In order to help us understand and to live accordingly, James gives us this illustration of the farmer who waits on the process of growth. The farmer waits. That’s how it is if you’re a farmer: you plant, and then you wait. And that conveys the idea of looking expectantly for something outside oneself. The harvest, frankly, depends on the providence of God. It depends on God bringing together all of the right components to make a good crop.

The farmer waits "for the land to yield its valuable crop." "Valuable" here means precious. It’s precious to him because it takes a long, long time to get the harvest. It is precious because he depends on the long-awaited harvest for his existence. He demonstrates long-tempered patience as he long awaits the crops arrival. He waits through the autumn and spring rains. The first rain softens the land and the latter rain yields the harvest. What a picture of God's work in our hearts. He has to break our hearts or to allow them to be broken, in order to heal our hearts.

Now in Israel the rains come twice a year. We plant in the fall and the rain comes in the season of planting in October and November, that’s the autumn rain. Then, the spring rain comes in March and April, right before the harvest. And so we have to wait for the process which takes time, lots of time. So, in the same way a farmer is patient until the season passes and the crop grows to maturity, so must the believer must be patient awaiting God's precious arrival.

In v.8 of today's text we read, "You too, be patient and stand firm, because the Lord’s coming is near."

To "stand firm" means for our hearts to be strengthened. This same word is used in Luke 9:51, where we learn that the Lord Jesus set His face to go to Jerusalem. The root of this word literally means "to prop yourself up." When we are about to collapse under persecution, we must prop ourselves up with the hope of the soon return of the Lord Jesus. This is a word of resoluteness, a word of firm courage. It’s an attitude of commitment, that no matter what the trial we confidently move ahead.

In v.9 of today's text we read, "Don’t grumble against one another, brothers and sisters, or you will be judged. The Judge is standing at the door!"

James reminds us here to resist being defined by the flesh. We must recognize that persecution is our friend. While it can create all kinds of frustration, it could be our servant, reminding us to be defined by the Lord. But, when we are not defined by the Lord, frustration gets the best of us and we allow it to usher in sin, sins like bitterness and revenge and rejection of others. This is not the Lord's desire and way.

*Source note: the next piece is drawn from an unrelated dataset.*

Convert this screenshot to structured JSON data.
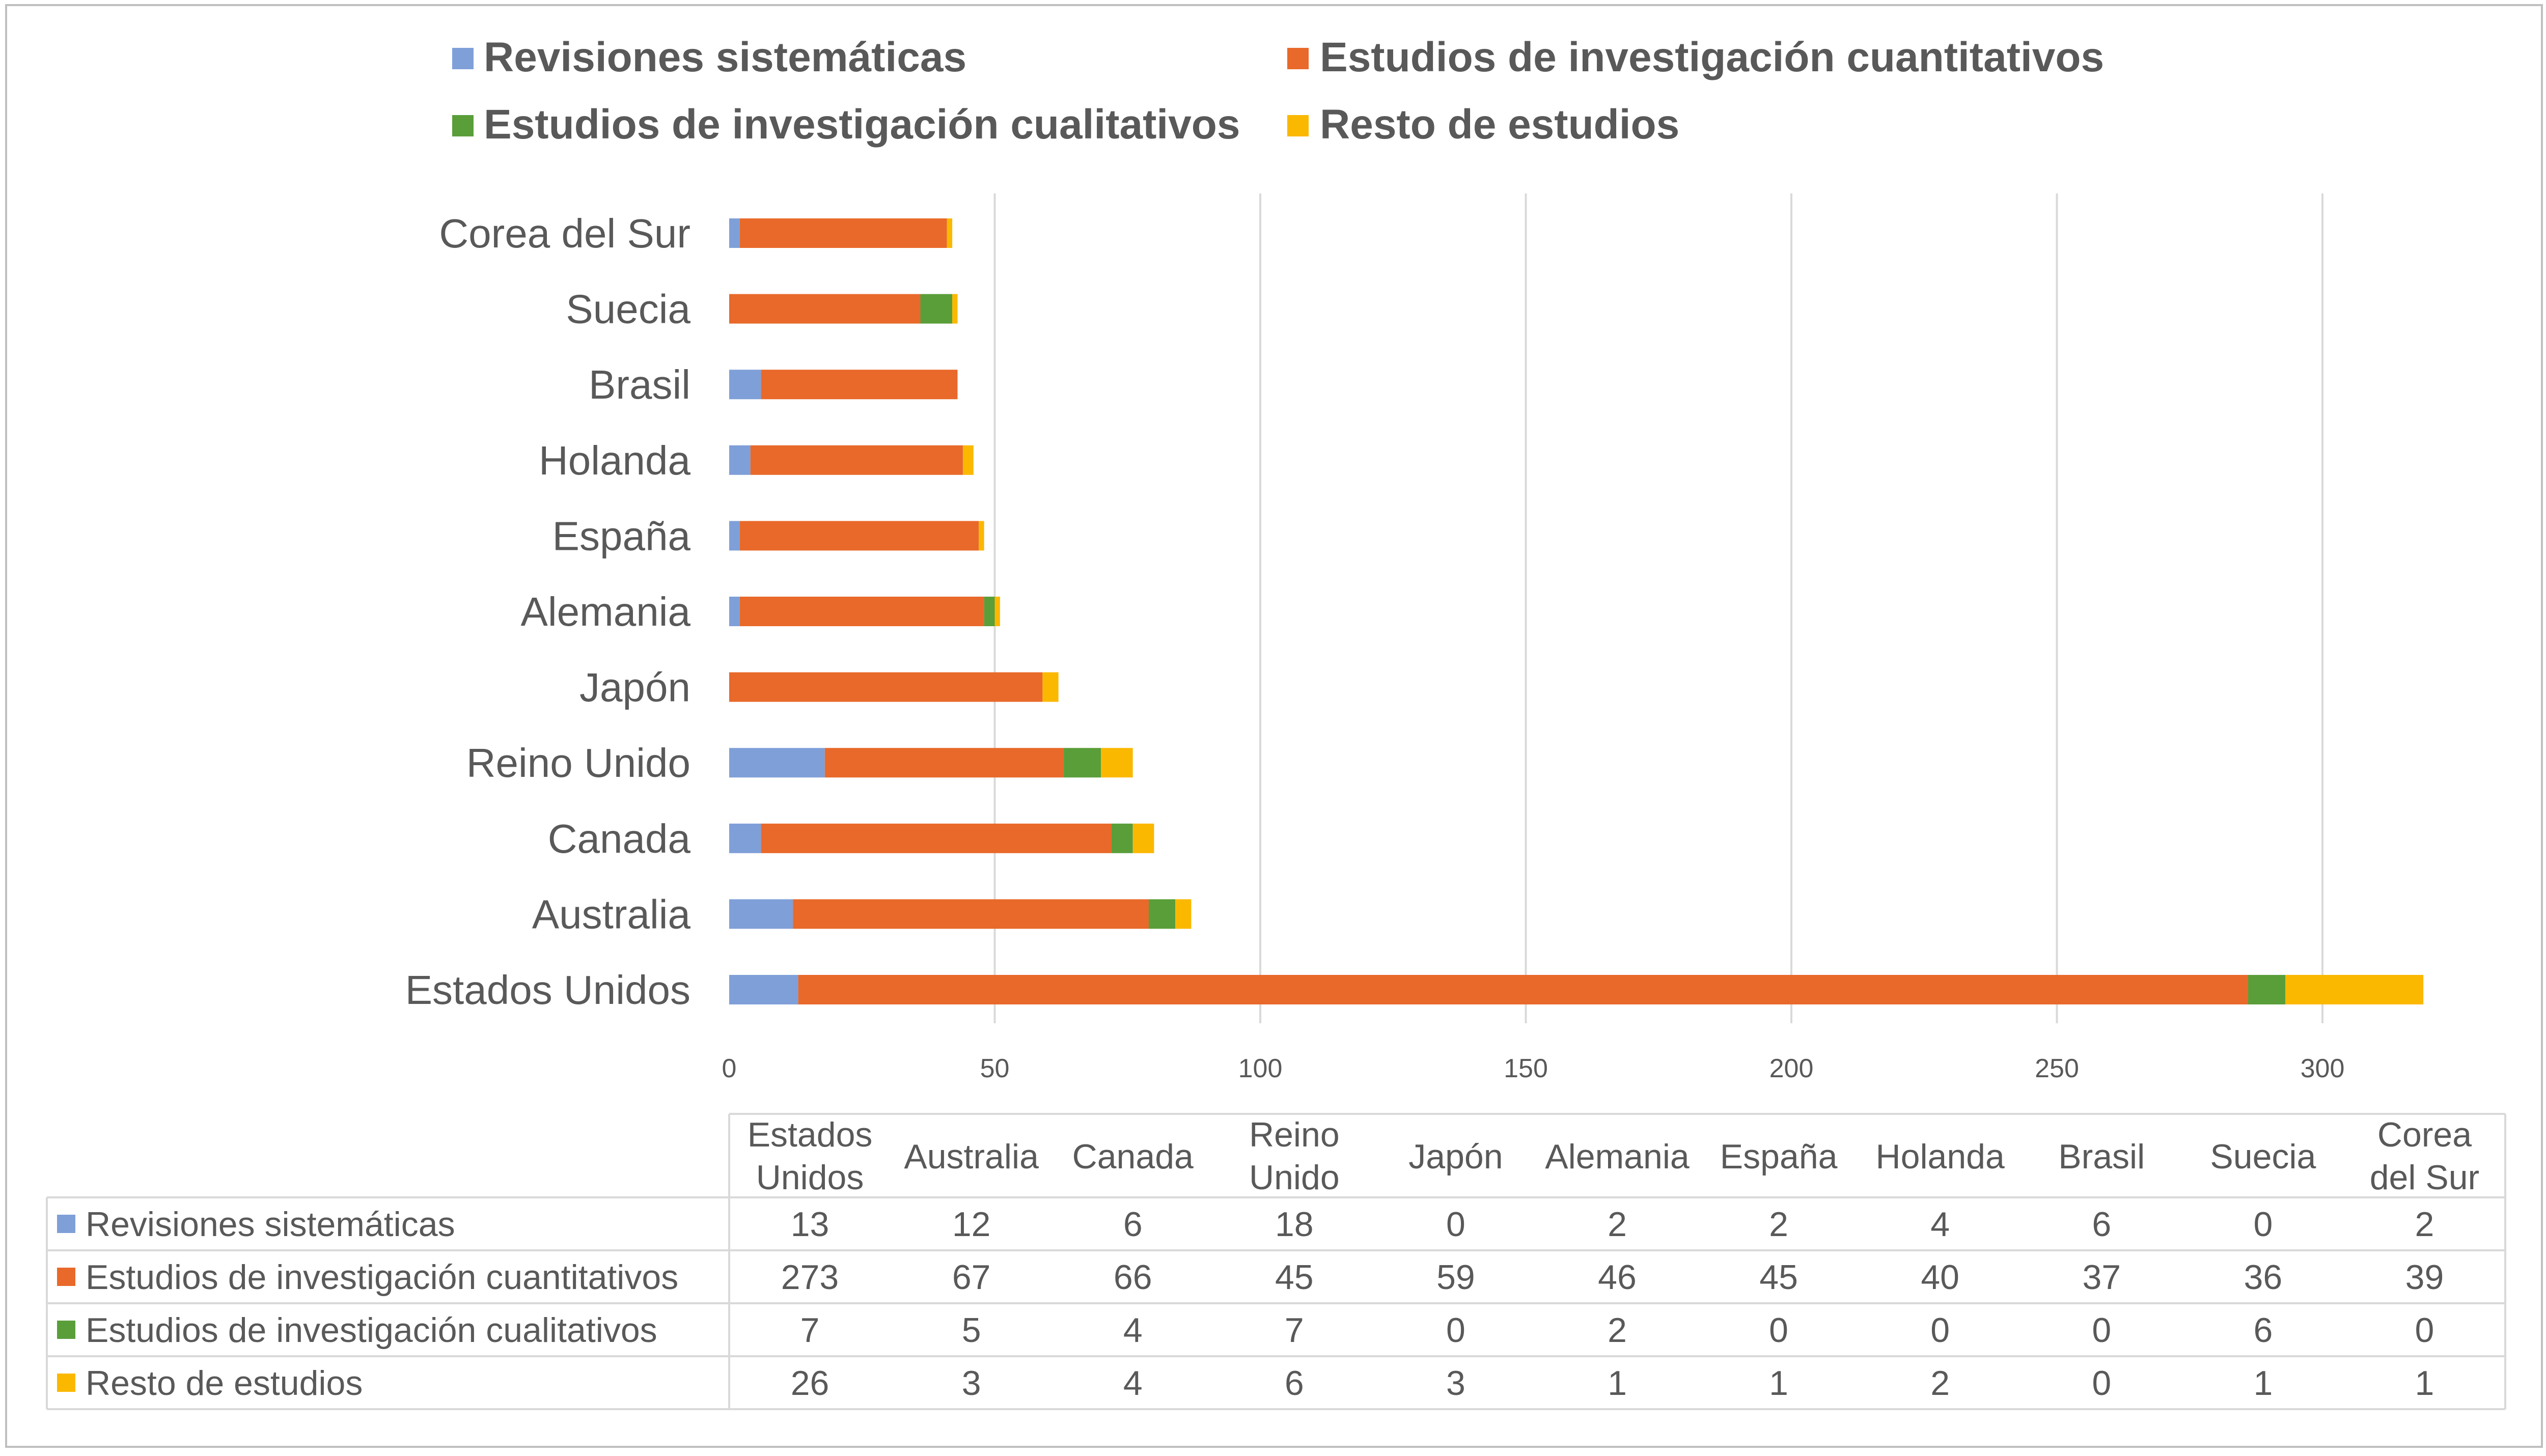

The Greek word used here translated "grumble" is found six times in the New Testament. It means to sigh, to groan, or to murmur, and can even be used of inaudible prayer. In this case, grumbling is a mark of impatience and is an indication that faith has failed, so that what was meant for a test has become a temptation. Grumbling against others is a sin that occurs whenever we lapse into thinking that the world is not fully under God’s control. It shows a lack of self-control in the face of suffering, and it is fueled by frustration, hurt, and anger. Grumbling is an attempt to defend our interests, or to get back at those whom we perceive to have wronged us. And, the key component in resisting this temptation is patience.

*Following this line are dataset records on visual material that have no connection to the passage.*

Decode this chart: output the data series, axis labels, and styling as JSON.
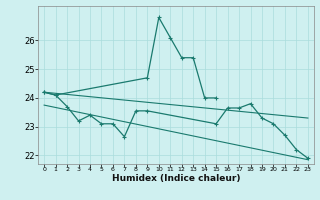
{
  "xlabel": "Humidex (Indice chaleur)",
  "color": "#1a7a6e",
  "bg_color": "#cff0f0",
  "grid_color": "#aadddd",
  "ylim": [
    21.7,
    27.2
  ],
  "yticks": [
    22,
    23,
    24,
    25,
    26
  ],
  "xlim": [
    -0.5,
    23.5
  ],
  "line1_x": [
    0,
    1,
    9,
    10,
    11,
    12,
    13,
    14,
    15
  ],
  "line1_y": [
    24.2,
    24.1,
    24.7,
    26.8,
    26.1,
    25.4,
    25.4,
    24.0,
    24.0
  ],
  "line2_x": [
    0,
    1,
    2,
    3,
    4,
    5,
    6,
    7,
    8,
    9,
    15,
    16,
    17,
    18,
    19,
    20,
    21,
    22,
    23
  ],
  "line2_y": [
    24.2,
    24.1,
    23.7,
    23.2,
    23.4,
    23.1,
    23.1,
    22.65,
    23.55,
    23.55,
    23.1,
    23.65,
    23.65,
    23.8,
    23.3,
    23.1,
    22.7,
    22.2,
    21.9
  ],
  "line3_x": [
    0,
    23
  ],
  "line3_y": [
    24.2,
    23.3
  ],
  "line4_x": [
    0,
    23
  ],
  "line4_y": [
    23.75,
    21.85
  ]
}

The judgment here is not the judgment of hell for the believer in Christ. Remember, James wrote to Christians who knew the forgiveness of their sin. But, could there have been unbelievers in their ranks? Of course! And, for those the judgment was the judgment of hell. And, we, as believers in Christ, factor into this process. When we demonstrate God's wisdom and patience, we are used of God to provide and example to unbelievers of what it looks like to have a personal relationship with God. And, God wants to use our lives as a billboard in the lives of those who are yet to believe in Him.